Through the year we'll be reflecting on this extraordinary change of context, with special events, activities and services, details of which will be posted on this site as the year goes on.
Centenary Weekend Open Day and Service
Saturday 25 and Sunday 26 May
The Church that Ran Away?
On Saturday 25 May we have an Open Day from 11.00 to 15.00 in the church and hall.
There will be tours every hour on the hour, cream teas, and an exhibition of original documents about the move of the church building from the old site to the new.
Find out why they left downtown Norrmalm for their new home by the water.
Come and enjoy the beautiful building in its lovely setting and marvel at the work it took to move it across town all those years ago.
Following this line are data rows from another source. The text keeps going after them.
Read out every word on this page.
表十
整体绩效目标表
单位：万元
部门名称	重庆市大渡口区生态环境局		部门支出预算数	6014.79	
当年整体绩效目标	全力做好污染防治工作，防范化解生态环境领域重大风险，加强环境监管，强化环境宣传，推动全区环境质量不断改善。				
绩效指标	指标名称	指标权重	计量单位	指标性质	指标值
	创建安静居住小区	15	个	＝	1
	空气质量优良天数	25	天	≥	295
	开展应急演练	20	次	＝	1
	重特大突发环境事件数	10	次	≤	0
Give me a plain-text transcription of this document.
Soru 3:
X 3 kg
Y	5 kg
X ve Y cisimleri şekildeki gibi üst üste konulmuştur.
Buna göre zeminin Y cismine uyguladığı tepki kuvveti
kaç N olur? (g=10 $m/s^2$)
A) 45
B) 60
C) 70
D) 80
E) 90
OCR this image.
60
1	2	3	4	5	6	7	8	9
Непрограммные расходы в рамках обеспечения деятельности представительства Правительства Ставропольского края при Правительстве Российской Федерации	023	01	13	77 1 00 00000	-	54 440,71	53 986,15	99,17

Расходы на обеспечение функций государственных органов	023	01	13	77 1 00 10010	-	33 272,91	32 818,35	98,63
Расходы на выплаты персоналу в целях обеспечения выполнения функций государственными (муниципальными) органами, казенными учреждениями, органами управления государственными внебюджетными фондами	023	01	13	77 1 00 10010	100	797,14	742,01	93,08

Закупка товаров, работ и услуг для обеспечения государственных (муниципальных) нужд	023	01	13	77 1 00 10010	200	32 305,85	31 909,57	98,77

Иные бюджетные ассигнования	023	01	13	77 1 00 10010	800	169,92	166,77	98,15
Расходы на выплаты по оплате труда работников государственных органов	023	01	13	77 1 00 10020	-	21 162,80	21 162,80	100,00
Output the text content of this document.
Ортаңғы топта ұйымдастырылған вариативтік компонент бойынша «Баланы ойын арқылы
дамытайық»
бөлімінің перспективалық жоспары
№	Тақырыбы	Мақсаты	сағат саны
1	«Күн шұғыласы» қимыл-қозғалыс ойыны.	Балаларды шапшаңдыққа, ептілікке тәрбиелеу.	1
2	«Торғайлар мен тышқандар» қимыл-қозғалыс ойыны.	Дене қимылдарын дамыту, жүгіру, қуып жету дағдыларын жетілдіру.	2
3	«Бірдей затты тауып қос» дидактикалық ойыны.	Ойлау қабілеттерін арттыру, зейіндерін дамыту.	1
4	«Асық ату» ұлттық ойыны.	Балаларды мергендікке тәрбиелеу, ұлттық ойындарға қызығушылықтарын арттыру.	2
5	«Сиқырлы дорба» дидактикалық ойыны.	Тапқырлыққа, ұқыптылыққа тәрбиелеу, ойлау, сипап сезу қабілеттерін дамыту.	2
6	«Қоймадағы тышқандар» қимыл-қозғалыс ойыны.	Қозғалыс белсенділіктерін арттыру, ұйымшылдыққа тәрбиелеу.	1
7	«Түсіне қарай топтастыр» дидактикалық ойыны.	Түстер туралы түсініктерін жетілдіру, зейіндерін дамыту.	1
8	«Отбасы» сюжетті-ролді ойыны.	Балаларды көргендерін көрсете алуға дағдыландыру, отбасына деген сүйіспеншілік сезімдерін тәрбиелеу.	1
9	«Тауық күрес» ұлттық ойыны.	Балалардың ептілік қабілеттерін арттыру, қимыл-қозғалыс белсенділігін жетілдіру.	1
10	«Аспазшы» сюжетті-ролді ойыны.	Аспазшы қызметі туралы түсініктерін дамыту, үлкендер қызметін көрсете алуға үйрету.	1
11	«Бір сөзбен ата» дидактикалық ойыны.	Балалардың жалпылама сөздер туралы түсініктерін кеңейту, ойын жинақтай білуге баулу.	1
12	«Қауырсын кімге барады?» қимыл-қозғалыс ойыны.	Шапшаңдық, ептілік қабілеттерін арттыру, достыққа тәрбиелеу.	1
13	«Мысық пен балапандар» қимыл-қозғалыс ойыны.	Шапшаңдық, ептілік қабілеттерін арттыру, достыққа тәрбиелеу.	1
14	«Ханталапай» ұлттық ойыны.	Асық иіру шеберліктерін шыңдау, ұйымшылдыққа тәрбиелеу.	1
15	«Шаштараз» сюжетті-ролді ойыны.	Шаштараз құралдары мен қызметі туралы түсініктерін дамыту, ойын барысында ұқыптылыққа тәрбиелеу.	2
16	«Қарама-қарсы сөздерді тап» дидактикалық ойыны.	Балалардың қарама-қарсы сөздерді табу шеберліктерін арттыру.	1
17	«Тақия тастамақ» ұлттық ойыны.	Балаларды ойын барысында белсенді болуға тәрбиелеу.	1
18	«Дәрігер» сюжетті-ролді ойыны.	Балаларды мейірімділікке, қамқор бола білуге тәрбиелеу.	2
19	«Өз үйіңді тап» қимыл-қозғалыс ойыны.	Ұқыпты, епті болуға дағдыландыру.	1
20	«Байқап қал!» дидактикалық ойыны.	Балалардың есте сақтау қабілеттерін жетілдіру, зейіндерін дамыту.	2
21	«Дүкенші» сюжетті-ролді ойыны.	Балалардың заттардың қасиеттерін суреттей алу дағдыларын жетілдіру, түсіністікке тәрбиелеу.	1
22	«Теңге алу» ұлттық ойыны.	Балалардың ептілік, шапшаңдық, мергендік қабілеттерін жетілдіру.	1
Then on Sunday 26 May we welcome former Chaplain David Ratcliff to preach and preside for us at the 11.00 Service.
The Church that Ran Away?
The year will see us remembering rather than celebrating, lovely though our current location is.
We enjoy beautiful surroundings, but are a bit out on a limb. And there are those who might think that where we were before is just the sort of place a church worth it salt should be.
But the church's original location on Rörstrandsgatan was thought by some influential church members to be an undesirable location, with several brothels, a jail and a popular pub in the vicinity, and it was proposed that the whole building be moved to a new location.
The efforts of the Swedish Crown Princess Margaret, granddaughter of Queen Victoria, made that move possible.
Stone by stone in the year 1913, the church was moved and reconstructed in an old Swedish military cemetary. The reconstruction was supervised by a Swedish architect: A.E. Melander.
The vestry was added, the nave extended, and the entire move took a remarkable nine months.
100 Years On
All this will give us the chance to think about what it means to be a church in the city in our own day.